As can be seen from the above results, the example using the present invention has anisotropy in a certain direction with respect to the substrate surface, compared to the comparative sample that does not use this, and that direction is the direction of the ring head. Since this direction coincides with the direction in which demagnetization is difficult in recording and reproducing, it can be a magnetic recording medium that can achieve high output in a shorter wavelength region.

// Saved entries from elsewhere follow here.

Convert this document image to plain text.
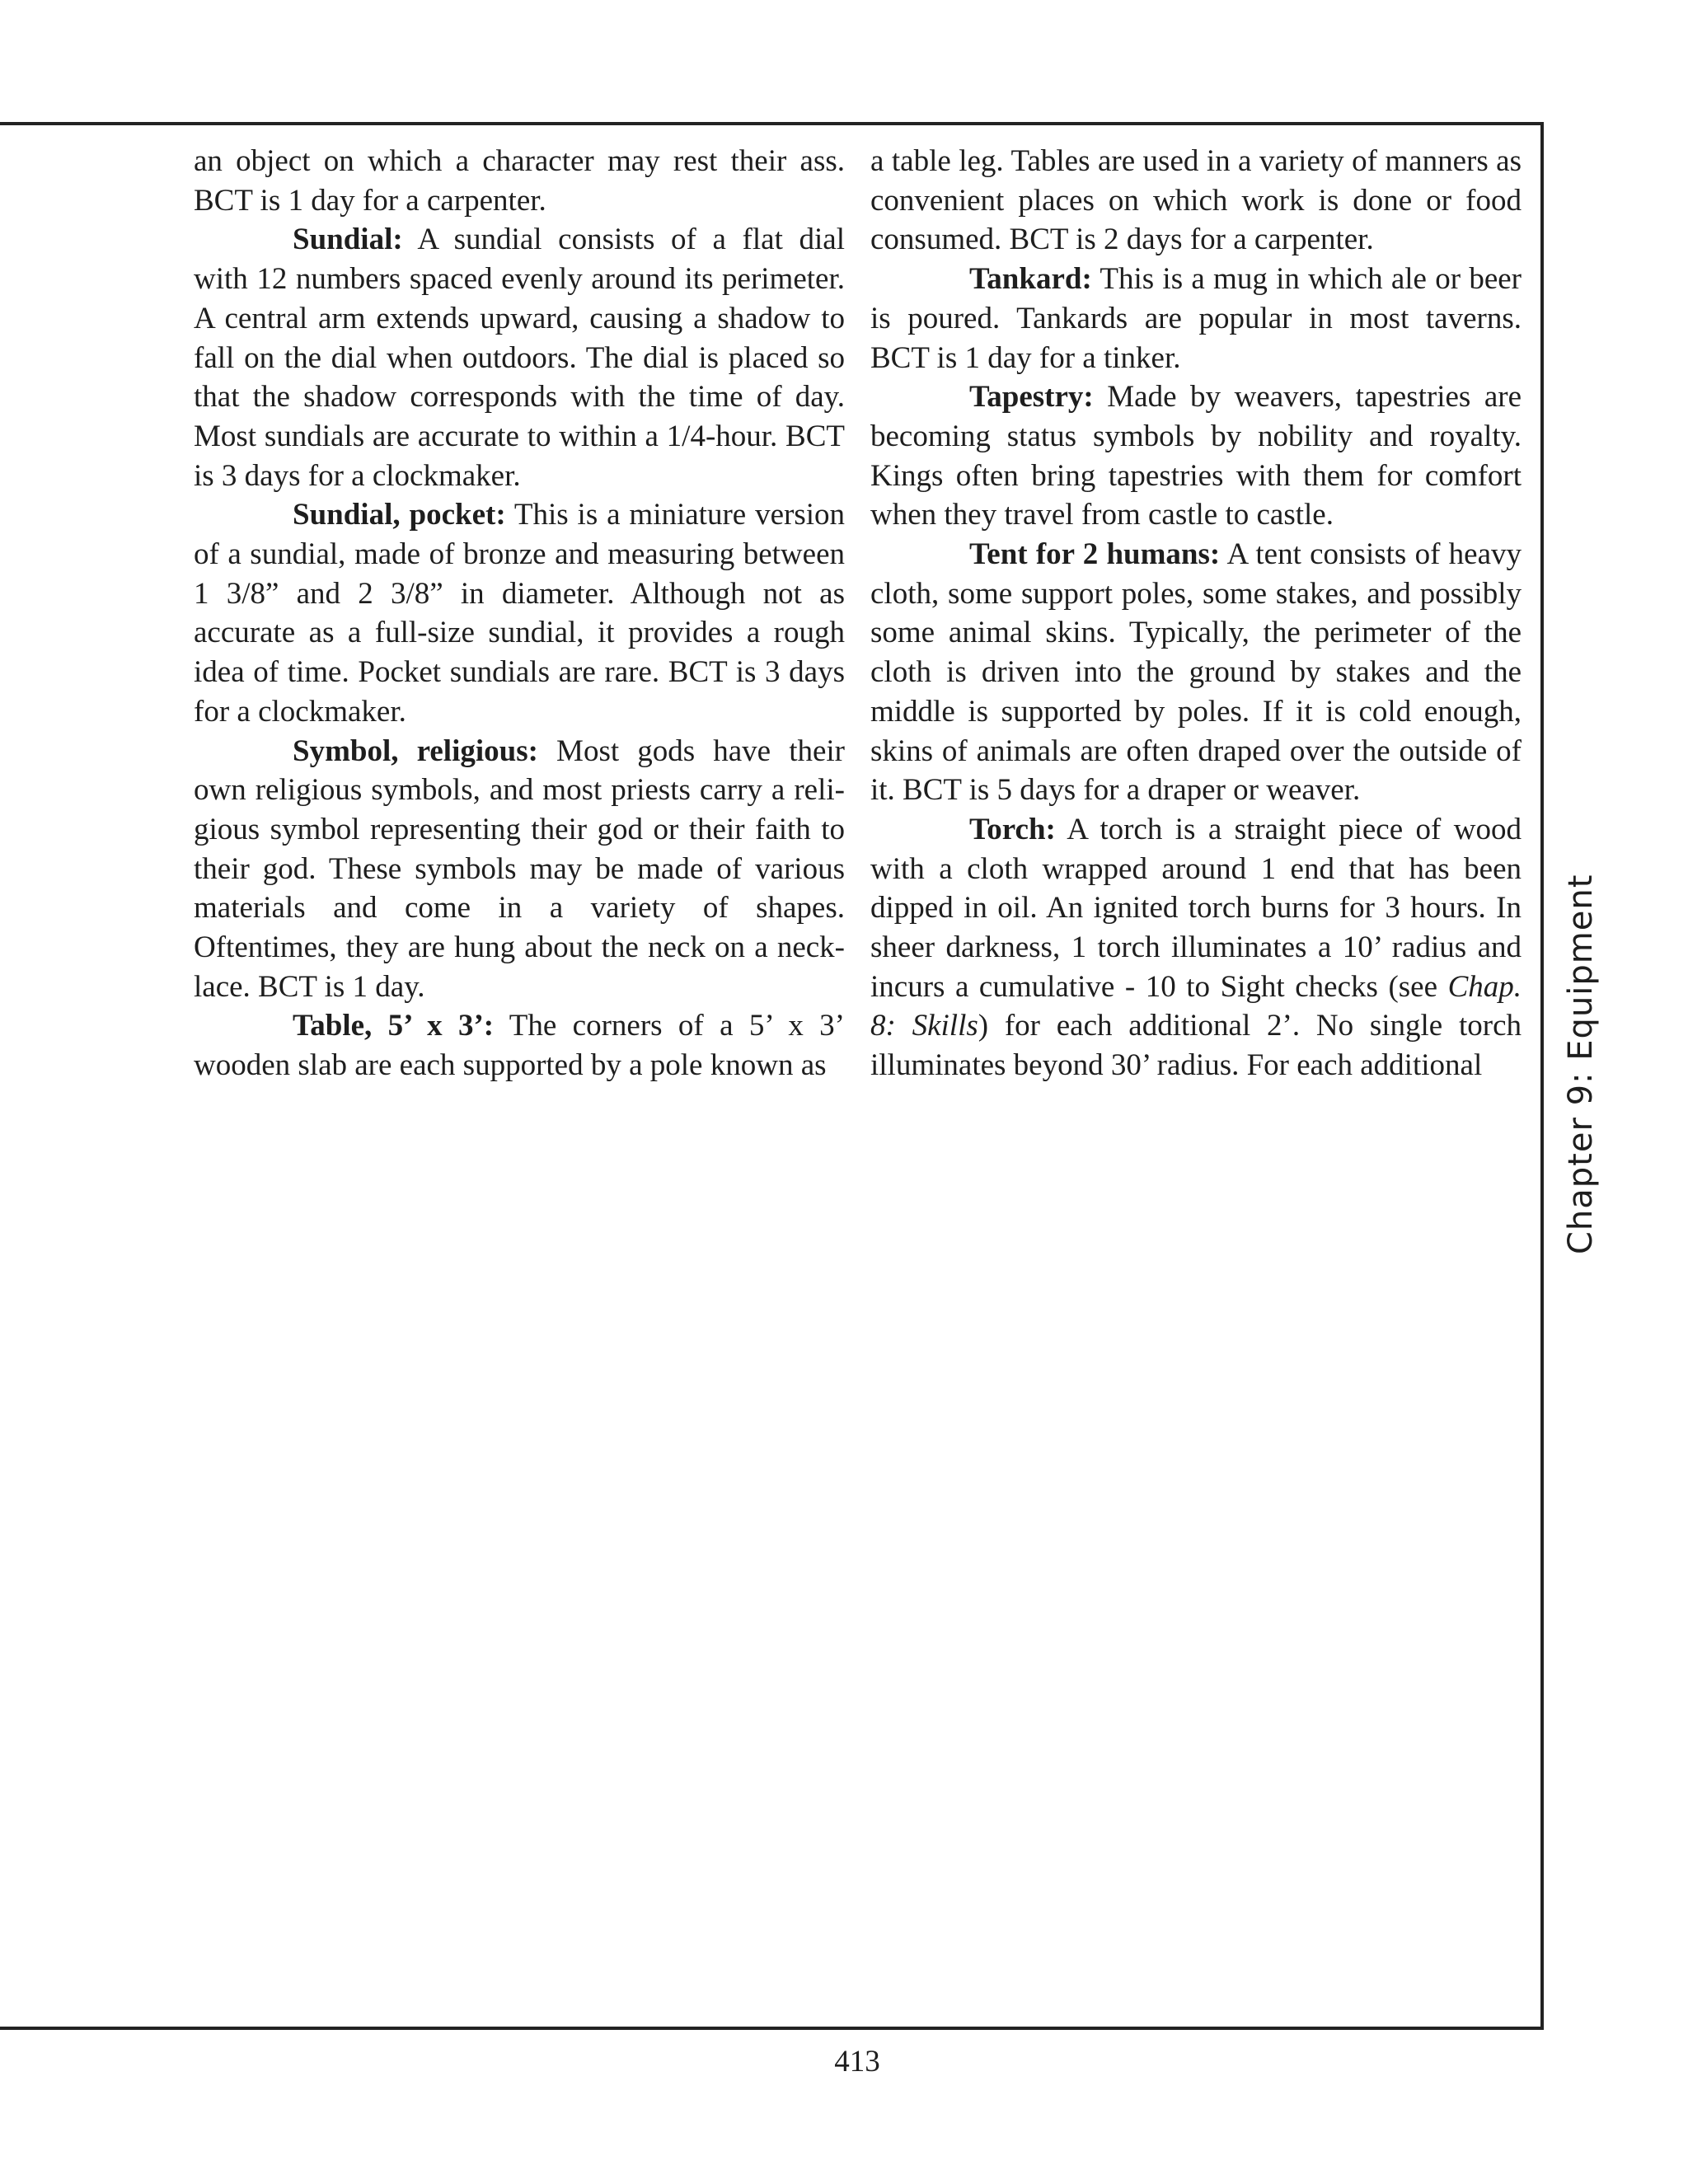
an object on which a character may rest their ass. BCT is 1 day for a carpenter.

Sundial: A sundial consists of a flat dial with 12 numbers spaced evenly around its perimeter. A central arm extends upward, causing a shadow to fall on the dial when outdoors. The dial is placed so that the shadow corresponds with the time of day. Most sundials are accurate to within a 1/4-hour. BCT is 3 days for a clockmaker.

Sundial, pocket: This is a miniature version of a sundial, made of bronze and measuring between 1 3/8” and 2 3/8” in diameter. Although not as accurate as a full-size sundial, it provides a rough idea of time. Pocket sundials are rare. BCT is 3 days for a clockmaker.

Symbol, religious: Most gods have their own religious symbols, and most priests carry a religious symbol representing their god or their faith to their god. These symbols may be made of various materials and come in a variety of shapes. Oftentimes, they are hung about the neck on a necklace. BCT is 1 day.

Table, 5’ x 3’: The corners of a 5’ x 3’ wooden slab are each supported by a pole known as

a table leg. Tables are used in a variety of manners as convenient places on which work is done or food consumed. BCT is 2 days for a carpenter.

Tankard: This is a mug in which ale or beer is poured. Tankards are popular in most taverns. BCT is 1 day for a tinker.

Tapestry: Made by weavers, tapestries are becoming status symbols by nobility and royalty. Kings often bring tapestries with them for comfort when they travel from castle to castle.

Tent for 2 humans: A tent consists of heavy cloth, some support poles, some stakes, and possibly some animal skins. Typically, the perimeter of the cloth is driven into the ground by stakes and the middle is supported by poles. If it is cold enough, skins of animals are often draped over the outside of it. BCT is 5 days for a draper or weaver.

Torch: A torch is a straight piece of wood with a cloth wrapped around 1 end that has been dipped in oil. An ignited torch burns for 3 hours. In sheer darkness, 1 torch illuminates a 10’ radius and incurs a cumulative - 10 to Sight checks (see Chap. 8: Skills) for each additional 2’. No single torch illuminates beyond 30’ radius. For each additional	Chapter 9: Equipment
413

Moreover, since the magnetic behavior similar to that of the metal vapor deposition type can be achieved with the conventional coated type, it can be seen that a magnetic recording medium that is mass-producible and highly stable and reliable can be obtained.

Table 1 (Part 1) Table (Part 2) Effects of the Invention As described above, according to the present invention, after applying the magnetic paint, it is only necessary to provide an orienting magnetic field having a predetermined angle with respect to the substrate. Since a magnetic coating film having magnetic properties similar to that of a vapor-deposited medium can be obtained, a recording medium having high anisotropy suitable for high-density recording can be provided. Therefore, as a coating-type magnetic recording medium, it is highly mass-producible and can satisfy high output characteristics comparable to metal vapor-deposited media while maintaining long-term stable reliability.

Claims (1)

[Claims] 1. Applying a magnetic paint having a plate-like shape and dispersing magnetic fine particles having an axis of easy magnetization in a direction perpendicular to the plate-like surface to a substrate, and orienting the magnetic fine particles. an anisotropic magnetic recording medium having the easy magnetization axis in a certain direction with respect to the coating surface, the easy magnetization axis having the easy magnetization axis in a direction of 45 degrees or more and 90 degrees or less with respect to the substrate surface on the substrate surface; A magnetic recording medium configured to have.